Inflation in the United States seems to be rebounding. Moreover, U.S. equities have been rallying on strong economic fundamentals, leading to an increase in investors’ risk appetite and reallocation of funds from bonds to equities. Bond prices move inverse to bond yields.

What’s Moving Yields?

Consumer prices increased at the strongest pace in 11 months. The core CPI, which excludes prices of volatile items such as food and energy prices, increased 0.3% in December compared with 0.1% in the last month. On a year-over-year basis, it expanded 1.8% in December compared with 1.7% in the prior month.

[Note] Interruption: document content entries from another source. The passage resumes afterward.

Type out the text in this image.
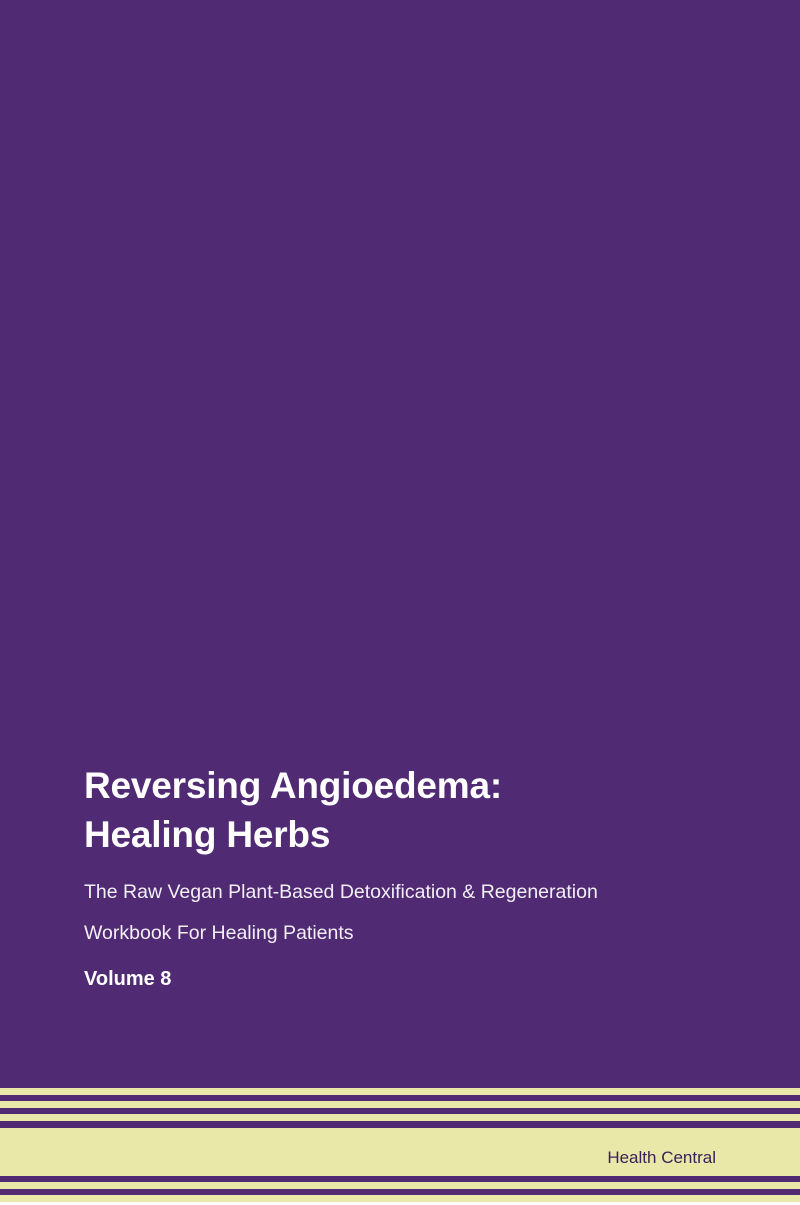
Reversing Angioedema:
Healing Herbs

The Raw Vegan Plant-Based Detoxification & Regeneration

Workbook For Healing Patients

Volume 8

Health Central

United States GDP grew 3.2% in the third quarter compared with 3.1% in the previous quarter. However, it came in below expectations of 3.3%. Moreover, President Donald Trump’s tax reform was recently signed into law, increasing investor optimism regarding other pro-business policies of the U.S. president.

Coming to consumer sentiment, U.S. retail sales grew 4.2% in 2017 compared with 3.2% in 2016, showing signs of a strengthening economy. This has increased market’s beliefs in a rate hike in the March FOMC meeting. Per the CME Fed Watch tool, markets believe there is a 72.6% chance of a 25 basis point rate hike and a 1.1% chance of a 50 basis point rate hike on the Mar 21, 2018, FOMC meeting.

From a demand perspective, China is the biggest buyer of U.S. sovereign bonds. Per a Bloomberg news report, Chinese officials had recommended slowing or potentially halting its purchase of U.S. bonds. However, China’s foreign exchange regulator later dismissed those reports, saying that they were based on incorrect information.

Coming to events at the White House, the Congress will need to pass an extension in order to avoid a potential government shutdown after Jan 19, 2018. If there’s no budget deal by the end of this week, Congress will have to pass its third short-term extension since December to avoid a federal government shutdown.